Doch nicht immer ist es ihnen möglich die Informationen unverzerrt der Welt mitzuteilen. Zensur, Internetsperren, -überwachungen oder auch die komplette Abschaltung des Internets erschweren bzw. verhindern dies. Hier kommen Netzaktivisten ins Spiel. Sie kommunizieren mit den Leuten vor Ort und versuchen dabei zu helfen die Informationen an die Weltöffentlichkeit zu bringen.

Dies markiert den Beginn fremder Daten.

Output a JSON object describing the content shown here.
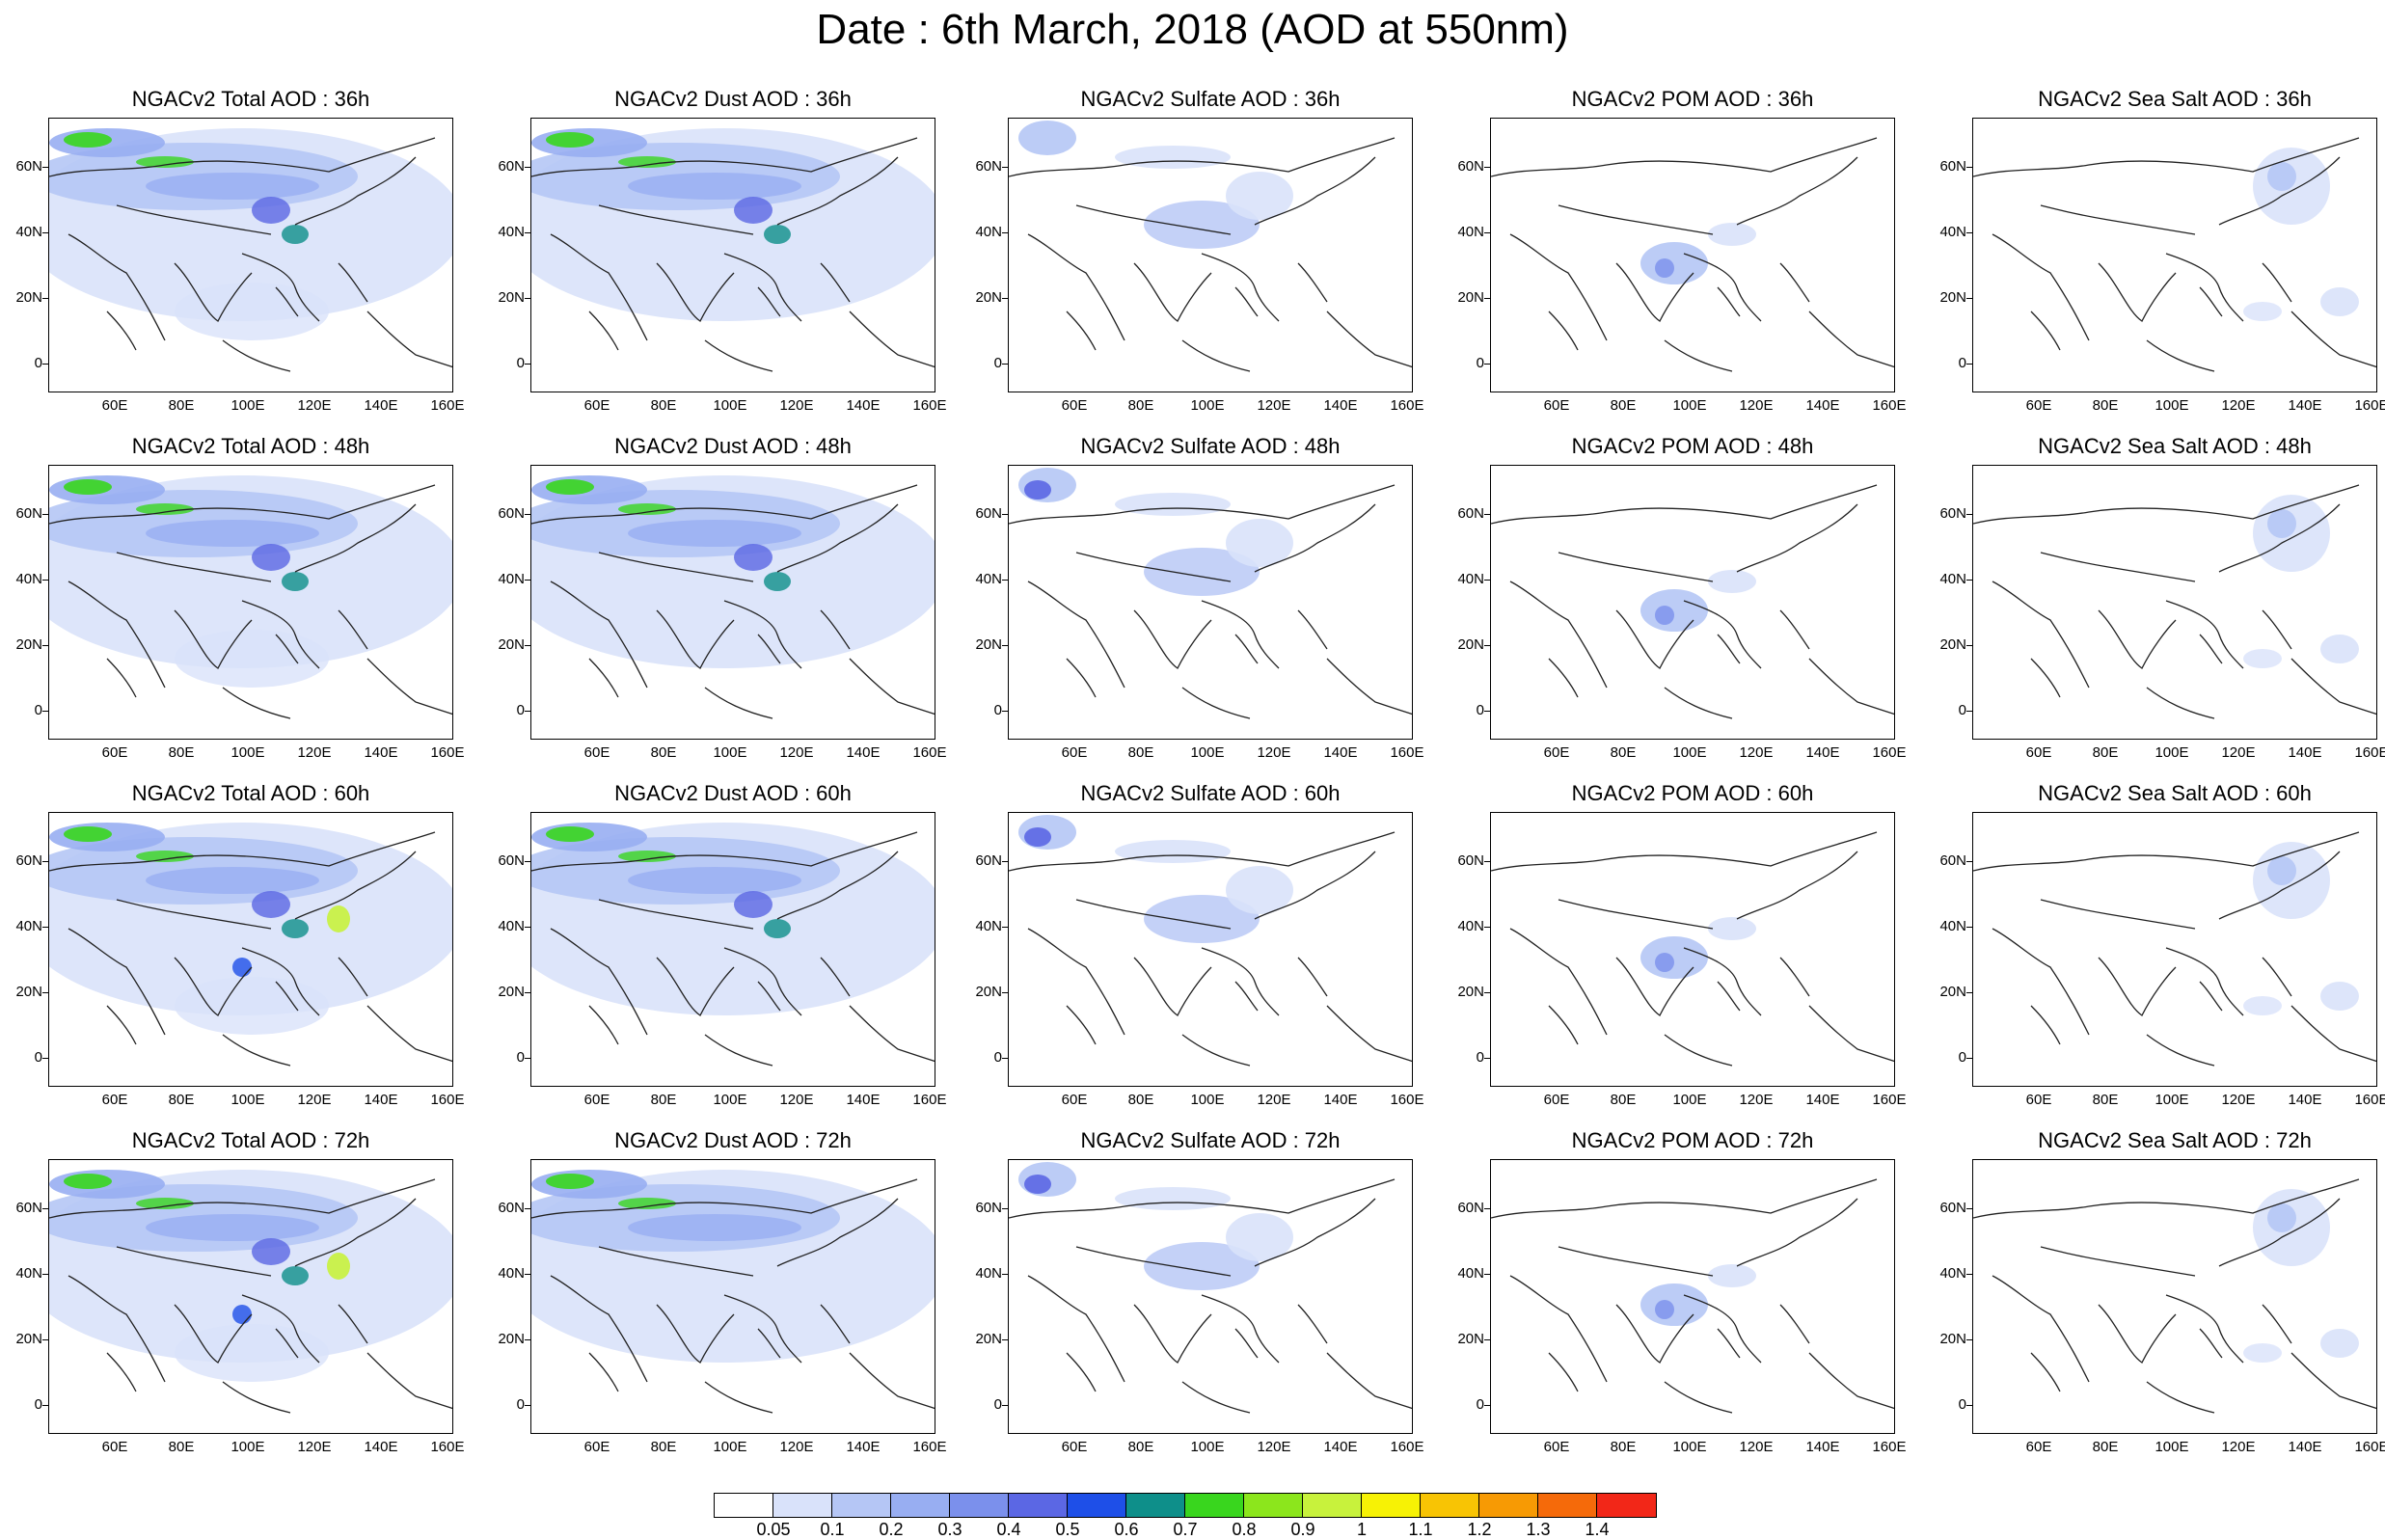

Dazu stellen sie Systeme bereit, die die gesendeten Dateien von verräterischen Informationen säubern und die Dateien zusätzlich anonymisieren.
Körperlich riskieren die Aktivisten nichts, doch psychisch sind sie einen enormen Druck ausgesetzt. Die entschärften Bilder aus den Nachrichten bekommen sie ungefiltert und in viel größerer Anzahl als der normale Tageschauzuschauer zu sehen. Hinzu kommt noch das Wissen, dass wenn sie Fehler machen und ihre Quellen vor Ort gefährden, es zu Verhaftungen kommen und im schlimmsten Fall mit dem Tod der Kontaktpersonen enden kann.
Von der Politik gut geheißen, jedoch nicht unterstützt, stehen die Netzaktivisten zwischen den Menschen innerhalb des Krisengebietes und den Medien, welche die gesendeten Dateien aus dem Krisengebiet verwenden.